By Valerie Baldowski
Movie-making on sound stages in Henry County cleared a major hurdle Tuesday, when the county's board of commissioners voted 4-1 to approve a resolution necessary to get the ball rolling on the project.
Through the vote, the commission expressed its intent to support the creation of a development agreement with Big 5 Enterprises, LLC, and enter into an intergovernmental contract with the Henry County Development Authority -- necessary steps in the process.
District V Commissioner Johnny Basler cast the lone dissenting vote. "My issue was, at the end of the day, if all else fails, the millage rate is going to be a factor in paying the debt," Basler said, after the meeting. "I wish them well. I congratulate them, [but] that's my concern."
Basler said his biggest worry is the pledging of up to one mill of taxpayers' money to secure Big 5 Development's project. Billy Abbate, managing partner of Big 5 Enterprises and Atlanta Film Studios, said, after the meeting, that Basler's vote fell in line with a pattern. "Commissioner Basler's been consistent throughout this process," said Abbate. "We could not get him to a comfort level. He felt like county millage, taxpayer money, should not be placed at risk for this type of project."
Statistically, Big 5's competitors nationally have been financed with public funding, industrial revenue bonds, and grants, Abbate said. "It's important to know that industrial revenue bonds are just a mechanism for financing," he added.
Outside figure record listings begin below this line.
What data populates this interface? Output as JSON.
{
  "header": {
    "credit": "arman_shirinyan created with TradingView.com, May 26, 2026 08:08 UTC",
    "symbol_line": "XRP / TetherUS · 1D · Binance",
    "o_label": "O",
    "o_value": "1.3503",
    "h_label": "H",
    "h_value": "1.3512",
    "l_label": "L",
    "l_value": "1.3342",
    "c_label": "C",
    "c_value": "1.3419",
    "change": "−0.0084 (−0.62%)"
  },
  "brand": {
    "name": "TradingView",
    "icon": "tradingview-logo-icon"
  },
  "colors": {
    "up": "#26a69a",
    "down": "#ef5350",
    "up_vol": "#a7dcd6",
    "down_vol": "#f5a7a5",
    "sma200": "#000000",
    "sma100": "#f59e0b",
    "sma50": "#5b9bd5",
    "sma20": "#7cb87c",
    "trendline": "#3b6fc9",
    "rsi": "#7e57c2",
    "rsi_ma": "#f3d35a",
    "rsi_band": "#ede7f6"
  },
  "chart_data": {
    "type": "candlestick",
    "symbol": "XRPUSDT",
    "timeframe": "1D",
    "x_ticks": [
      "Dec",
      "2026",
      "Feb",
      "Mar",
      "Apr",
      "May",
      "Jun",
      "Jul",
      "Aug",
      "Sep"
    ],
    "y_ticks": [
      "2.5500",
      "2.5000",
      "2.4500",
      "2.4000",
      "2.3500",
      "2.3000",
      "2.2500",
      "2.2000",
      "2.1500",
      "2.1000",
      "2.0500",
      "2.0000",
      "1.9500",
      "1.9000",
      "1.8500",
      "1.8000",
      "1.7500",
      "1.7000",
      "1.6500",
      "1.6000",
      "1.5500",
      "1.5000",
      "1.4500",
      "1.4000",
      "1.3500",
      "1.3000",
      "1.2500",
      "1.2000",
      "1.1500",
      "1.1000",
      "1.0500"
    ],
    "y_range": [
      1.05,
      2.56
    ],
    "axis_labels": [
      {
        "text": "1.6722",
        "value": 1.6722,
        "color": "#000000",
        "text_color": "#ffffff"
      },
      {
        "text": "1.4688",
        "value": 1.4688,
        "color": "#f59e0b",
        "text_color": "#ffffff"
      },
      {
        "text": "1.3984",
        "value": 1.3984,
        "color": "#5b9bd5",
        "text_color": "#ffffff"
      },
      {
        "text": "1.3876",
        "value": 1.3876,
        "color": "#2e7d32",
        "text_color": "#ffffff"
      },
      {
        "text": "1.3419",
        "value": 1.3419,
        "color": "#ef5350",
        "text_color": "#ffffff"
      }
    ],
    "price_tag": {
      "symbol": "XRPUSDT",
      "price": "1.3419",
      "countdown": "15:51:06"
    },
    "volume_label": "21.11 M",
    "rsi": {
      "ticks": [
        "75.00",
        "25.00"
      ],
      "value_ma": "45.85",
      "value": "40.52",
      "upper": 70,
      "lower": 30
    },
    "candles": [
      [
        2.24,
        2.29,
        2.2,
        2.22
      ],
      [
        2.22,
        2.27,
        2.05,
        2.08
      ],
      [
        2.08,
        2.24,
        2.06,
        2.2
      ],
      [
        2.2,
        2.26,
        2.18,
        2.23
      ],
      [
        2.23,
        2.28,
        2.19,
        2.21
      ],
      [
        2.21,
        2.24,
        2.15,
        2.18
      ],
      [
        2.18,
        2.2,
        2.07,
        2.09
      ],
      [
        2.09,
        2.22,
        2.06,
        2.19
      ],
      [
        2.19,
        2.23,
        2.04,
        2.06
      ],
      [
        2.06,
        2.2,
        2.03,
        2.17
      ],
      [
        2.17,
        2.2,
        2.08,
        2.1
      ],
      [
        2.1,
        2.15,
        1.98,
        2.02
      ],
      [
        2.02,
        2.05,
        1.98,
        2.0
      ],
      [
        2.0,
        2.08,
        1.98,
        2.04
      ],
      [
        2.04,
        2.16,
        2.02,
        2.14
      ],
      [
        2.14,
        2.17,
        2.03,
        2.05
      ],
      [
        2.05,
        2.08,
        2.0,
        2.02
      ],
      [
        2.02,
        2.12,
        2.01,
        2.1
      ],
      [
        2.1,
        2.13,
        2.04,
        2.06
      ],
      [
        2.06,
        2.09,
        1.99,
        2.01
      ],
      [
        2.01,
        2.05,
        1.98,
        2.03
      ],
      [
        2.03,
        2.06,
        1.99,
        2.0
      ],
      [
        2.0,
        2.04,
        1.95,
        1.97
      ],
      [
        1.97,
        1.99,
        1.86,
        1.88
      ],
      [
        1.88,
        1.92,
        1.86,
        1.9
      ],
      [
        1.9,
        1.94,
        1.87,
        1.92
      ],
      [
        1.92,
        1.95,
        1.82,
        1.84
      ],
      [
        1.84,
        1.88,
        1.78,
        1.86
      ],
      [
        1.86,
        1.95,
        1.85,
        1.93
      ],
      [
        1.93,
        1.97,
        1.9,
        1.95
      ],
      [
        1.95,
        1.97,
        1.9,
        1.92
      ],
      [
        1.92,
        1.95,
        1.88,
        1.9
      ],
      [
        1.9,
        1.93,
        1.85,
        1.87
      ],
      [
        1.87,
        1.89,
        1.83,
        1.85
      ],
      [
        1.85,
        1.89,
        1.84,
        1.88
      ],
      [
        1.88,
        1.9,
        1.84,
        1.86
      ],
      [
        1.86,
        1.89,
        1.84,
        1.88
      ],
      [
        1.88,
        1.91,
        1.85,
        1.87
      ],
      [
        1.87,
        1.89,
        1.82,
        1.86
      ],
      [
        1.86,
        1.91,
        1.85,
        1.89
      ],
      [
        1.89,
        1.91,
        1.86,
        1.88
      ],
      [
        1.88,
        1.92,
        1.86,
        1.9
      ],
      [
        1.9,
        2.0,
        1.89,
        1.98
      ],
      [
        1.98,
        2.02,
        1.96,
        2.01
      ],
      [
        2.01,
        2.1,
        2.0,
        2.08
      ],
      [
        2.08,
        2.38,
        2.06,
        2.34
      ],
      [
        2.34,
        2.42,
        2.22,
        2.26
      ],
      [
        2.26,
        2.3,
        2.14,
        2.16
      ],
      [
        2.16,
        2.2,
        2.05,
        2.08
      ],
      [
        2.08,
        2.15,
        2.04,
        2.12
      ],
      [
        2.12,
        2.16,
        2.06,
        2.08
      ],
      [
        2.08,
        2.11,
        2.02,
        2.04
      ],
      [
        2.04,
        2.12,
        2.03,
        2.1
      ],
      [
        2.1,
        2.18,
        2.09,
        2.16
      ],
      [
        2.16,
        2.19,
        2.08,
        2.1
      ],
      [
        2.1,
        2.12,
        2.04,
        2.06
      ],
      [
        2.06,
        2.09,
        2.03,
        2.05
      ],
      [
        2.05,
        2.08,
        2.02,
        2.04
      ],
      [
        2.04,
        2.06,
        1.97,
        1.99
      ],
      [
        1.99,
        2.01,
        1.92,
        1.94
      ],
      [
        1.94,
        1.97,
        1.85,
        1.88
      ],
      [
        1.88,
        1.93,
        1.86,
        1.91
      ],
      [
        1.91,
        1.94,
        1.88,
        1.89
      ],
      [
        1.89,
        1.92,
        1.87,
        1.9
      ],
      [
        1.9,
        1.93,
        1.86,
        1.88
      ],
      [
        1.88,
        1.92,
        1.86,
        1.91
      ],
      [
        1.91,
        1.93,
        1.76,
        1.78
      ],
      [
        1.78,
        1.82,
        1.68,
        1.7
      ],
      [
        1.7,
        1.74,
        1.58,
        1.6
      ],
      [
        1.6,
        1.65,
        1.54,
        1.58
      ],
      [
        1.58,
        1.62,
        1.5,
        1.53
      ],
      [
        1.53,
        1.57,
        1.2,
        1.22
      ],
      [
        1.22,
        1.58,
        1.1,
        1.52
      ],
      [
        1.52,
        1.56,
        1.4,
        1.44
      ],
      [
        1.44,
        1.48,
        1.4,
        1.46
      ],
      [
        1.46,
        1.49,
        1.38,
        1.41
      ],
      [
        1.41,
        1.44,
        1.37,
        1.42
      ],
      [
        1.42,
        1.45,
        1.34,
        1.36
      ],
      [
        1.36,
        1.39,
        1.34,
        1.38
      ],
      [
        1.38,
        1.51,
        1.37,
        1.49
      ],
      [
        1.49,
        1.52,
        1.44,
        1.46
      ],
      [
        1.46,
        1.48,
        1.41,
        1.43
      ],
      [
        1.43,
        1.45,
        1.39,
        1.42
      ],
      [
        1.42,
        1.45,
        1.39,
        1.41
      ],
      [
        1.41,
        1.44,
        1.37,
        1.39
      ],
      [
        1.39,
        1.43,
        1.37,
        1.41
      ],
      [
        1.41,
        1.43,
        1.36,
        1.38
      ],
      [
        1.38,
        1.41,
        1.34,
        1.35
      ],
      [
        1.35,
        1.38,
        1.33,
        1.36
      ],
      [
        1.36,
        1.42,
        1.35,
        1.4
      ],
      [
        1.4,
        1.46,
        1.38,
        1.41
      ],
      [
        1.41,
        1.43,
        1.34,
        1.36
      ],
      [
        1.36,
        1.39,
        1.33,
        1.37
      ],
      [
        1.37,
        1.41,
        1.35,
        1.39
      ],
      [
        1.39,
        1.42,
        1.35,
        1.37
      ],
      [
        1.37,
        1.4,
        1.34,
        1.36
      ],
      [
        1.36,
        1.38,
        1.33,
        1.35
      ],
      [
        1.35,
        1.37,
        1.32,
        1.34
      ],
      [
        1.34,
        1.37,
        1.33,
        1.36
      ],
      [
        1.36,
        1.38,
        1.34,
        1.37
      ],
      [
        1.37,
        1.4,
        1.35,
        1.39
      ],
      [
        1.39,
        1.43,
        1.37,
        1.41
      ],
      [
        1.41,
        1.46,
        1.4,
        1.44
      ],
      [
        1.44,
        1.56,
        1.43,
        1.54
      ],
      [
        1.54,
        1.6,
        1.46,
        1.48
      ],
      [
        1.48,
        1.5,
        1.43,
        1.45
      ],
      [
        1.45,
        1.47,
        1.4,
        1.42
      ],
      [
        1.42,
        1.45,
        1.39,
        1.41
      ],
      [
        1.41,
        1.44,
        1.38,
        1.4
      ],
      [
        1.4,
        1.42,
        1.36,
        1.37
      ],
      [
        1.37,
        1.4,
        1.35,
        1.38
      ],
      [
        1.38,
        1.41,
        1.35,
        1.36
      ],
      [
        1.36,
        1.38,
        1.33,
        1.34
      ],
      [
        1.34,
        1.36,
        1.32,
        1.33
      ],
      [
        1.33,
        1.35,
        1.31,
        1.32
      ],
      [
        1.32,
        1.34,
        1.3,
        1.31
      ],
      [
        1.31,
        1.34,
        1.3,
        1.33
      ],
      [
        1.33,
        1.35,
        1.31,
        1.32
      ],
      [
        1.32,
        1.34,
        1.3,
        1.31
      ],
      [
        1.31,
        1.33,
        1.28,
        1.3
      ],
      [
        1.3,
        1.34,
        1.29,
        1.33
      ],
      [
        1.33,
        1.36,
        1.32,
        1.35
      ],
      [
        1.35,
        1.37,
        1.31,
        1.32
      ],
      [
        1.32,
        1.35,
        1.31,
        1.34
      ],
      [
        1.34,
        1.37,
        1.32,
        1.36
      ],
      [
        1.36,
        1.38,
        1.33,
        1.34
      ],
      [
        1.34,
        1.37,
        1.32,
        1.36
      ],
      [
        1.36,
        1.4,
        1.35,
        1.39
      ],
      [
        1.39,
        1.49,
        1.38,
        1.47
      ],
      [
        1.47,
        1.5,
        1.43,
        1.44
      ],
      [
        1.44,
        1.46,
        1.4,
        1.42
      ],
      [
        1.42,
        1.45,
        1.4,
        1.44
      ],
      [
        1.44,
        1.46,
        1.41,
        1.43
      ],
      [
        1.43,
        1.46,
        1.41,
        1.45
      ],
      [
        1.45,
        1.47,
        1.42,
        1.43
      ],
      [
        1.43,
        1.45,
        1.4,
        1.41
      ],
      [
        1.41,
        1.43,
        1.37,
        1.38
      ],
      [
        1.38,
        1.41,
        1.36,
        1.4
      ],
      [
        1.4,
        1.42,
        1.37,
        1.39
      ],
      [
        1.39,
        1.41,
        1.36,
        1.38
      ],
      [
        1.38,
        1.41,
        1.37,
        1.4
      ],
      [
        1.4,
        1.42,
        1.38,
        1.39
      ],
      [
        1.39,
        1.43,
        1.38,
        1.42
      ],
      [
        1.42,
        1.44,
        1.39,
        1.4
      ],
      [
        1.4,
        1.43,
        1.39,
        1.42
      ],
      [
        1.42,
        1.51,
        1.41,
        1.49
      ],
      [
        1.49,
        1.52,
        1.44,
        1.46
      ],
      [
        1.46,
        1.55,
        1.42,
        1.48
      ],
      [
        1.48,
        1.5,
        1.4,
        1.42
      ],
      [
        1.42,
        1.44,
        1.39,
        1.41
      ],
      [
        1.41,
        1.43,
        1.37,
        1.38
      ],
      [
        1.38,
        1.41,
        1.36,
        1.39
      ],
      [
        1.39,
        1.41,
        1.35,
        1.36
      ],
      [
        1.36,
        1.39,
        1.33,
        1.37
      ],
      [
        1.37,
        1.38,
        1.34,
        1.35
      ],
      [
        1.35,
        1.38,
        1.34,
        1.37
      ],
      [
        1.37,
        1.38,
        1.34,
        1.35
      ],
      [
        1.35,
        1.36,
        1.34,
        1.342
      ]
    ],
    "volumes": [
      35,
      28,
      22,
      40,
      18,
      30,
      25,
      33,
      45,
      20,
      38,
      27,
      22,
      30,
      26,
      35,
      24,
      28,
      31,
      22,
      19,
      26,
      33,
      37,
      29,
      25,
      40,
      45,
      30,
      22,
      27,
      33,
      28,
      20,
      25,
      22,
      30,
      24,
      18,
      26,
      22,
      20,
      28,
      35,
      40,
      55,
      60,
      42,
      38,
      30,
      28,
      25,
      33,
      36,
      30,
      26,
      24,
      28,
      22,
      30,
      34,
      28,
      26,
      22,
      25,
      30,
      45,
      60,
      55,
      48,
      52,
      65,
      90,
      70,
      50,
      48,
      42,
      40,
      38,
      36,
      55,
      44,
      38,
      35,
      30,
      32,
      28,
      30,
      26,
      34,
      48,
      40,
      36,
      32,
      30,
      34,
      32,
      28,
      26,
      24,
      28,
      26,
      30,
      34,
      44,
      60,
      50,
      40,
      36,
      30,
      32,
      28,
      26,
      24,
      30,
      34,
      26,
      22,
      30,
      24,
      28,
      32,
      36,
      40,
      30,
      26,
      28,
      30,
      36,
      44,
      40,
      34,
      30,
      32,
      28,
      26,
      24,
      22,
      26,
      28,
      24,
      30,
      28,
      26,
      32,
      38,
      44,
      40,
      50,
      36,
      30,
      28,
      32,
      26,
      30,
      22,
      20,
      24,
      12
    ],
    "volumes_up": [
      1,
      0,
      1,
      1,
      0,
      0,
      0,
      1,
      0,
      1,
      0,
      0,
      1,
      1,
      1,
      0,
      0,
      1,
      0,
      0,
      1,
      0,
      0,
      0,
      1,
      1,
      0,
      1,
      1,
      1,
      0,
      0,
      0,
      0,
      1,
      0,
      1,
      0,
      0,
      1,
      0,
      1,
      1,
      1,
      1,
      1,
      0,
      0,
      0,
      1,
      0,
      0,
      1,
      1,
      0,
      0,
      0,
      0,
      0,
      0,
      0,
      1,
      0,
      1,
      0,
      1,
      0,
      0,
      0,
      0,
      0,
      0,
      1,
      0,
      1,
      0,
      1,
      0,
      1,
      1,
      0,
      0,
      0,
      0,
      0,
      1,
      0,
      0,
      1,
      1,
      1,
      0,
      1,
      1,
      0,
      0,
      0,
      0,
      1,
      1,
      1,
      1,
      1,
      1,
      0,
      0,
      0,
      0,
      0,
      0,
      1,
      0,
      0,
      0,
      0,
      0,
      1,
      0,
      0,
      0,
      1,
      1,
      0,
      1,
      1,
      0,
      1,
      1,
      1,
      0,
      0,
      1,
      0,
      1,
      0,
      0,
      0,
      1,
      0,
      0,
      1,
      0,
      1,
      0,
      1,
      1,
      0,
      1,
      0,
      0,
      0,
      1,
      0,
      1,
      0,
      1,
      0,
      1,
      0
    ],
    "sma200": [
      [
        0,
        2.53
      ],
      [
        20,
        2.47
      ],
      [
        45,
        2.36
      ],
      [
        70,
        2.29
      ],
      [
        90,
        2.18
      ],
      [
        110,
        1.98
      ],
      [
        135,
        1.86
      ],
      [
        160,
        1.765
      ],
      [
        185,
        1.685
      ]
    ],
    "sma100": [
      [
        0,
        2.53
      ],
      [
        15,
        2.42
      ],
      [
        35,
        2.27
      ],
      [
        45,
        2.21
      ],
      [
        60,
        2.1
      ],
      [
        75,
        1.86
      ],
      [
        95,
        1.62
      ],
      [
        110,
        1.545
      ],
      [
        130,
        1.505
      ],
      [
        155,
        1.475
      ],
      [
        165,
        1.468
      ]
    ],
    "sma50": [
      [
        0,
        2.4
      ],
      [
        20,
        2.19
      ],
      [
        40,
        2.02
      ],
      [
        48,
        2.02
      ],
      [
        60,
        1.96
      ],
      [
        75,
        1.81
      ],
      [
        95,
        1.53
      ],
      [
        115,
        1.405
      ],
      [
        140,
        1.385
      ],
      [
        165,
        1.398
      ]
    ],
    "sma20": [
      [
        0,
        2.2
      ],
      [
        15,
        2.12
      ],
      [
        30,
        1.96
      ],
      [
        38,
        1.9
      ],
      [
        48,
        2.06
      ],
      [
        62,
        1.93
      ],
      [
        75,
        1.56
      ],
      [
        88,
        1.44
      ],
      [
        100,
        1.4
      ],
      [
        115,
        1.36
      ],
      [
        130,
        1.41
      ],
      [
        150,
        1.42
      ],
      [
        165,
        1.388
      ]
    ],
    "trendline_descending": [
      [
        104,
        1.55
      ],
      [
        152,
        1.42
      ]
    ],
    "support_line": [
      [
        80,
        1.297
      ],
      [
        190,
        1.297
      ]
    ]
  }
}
The Tara Field Project will have an initial capital investment in the county of over $30 million, and is estimated to generate 300 direct jobs and 2,000 indirect jobs, according to the development agreement.
Although the commission expressed its intent to support the agreement with is vote on Tuesday, the matter is expected to be brought back for a final vote, within 60 days.
"In talking with the county manager, we think 60 days total is sufficient," said County Attorney LaTonya Wiley.
The proposed development agreement outlines the requirements for the issuance of economic development revenue bonds, to finance the conversion of six existing hangars at Tara Field in Hampton into move-production studios. One provision of the proposed agreement requires an "enforceable, irrevocable letter of credit in the amount of $15 million from a Moody's and Standard and Poor's, minimum, A-rated banking institution guaranteeing a portion of the debt issuance."
The letter of credit shall be renewed at the time specified in the finalized development agreement. "Should the letter of credit not be extended, renewed or replaced with a satisfactory letter of credit of at least equal quality, such letter of credit shall be called upon and the proceeds thereof shall be paid to the county as security for its obligations with respect to the Tara Field bonds," the proposed agreement states.
The contract requires "the developer's irrevocable pledge to make annual payments in lieu of taxes to Henry County throughout the term of the bonds, equal to 100 percent of the amount of county tax liability of all Tara Field property and improvements thereon, as if such property were assessed as though privately held."
It also requires a "clearly stated operating structure showing all building plans, business operations and flow chart of all funds and their applications."
The proposed agreement requires Big 5 Development to provide an initial cash contribution of at least $500,000 to the county, to be used by the county to establish a debt-service reserve fund.
Some of the other commissioners voiced their opinions of the proposed agreement after the meeting. "We put together a plan where, if all fails ... the worst-case scenario, then the debt is covered by rental income from the hangars, and at that point in time, [there will be] almost zero liability to the citizens, and that's why I'm comfortable with it," said District IV Commissioner Reid Bowman.
Bowman was one of the commissioners who voted against Abbate's request in May. He said his vote deeply troubled him afterward. "I didn't sleep for a couple of nights," he added. "We're always concerned about what happens if we vote down something that may very well be something that brings a lot of jobs in the economy to the county. It's a catch 22, how much do we put the county at jeopardy, in order to do that?"
District I Commissioner Warren Holder also weighed in. "I think Reid [Bowman] summed it up when he said, 'This is not the same agreement we started out with.' We did everything we could to assure that taxpayers of Henry County were protected as much as they could be," said Holder.
Holder explained the new details of the financing structure helped change his decision. "When we first started talking in January and February, it was not something that I could support, because there were too many unknowns," he said. "Did we make the right decision? Time will tell if we made the right decision. I can't say we did. I think for the moment, I feel comfortable in the decision that I made."
The updated agreement was presented to the commissioners during their regular meeting on Monday. A representative of Big 5 Development asked for a vote on the resolution during that meeting, but the commission postponed a vote until Tuesday, to give the county attorney and the commission members an opportunity to review the document.
The Henry County Development Authority passed an "Inducement Resolution," involving the Tara Field project during its February meeting, according to the resolution.
During the February meeting, the authority approved an inducement of up to $40 million in industrial development bonds, said Bob White, Development Authority executive director.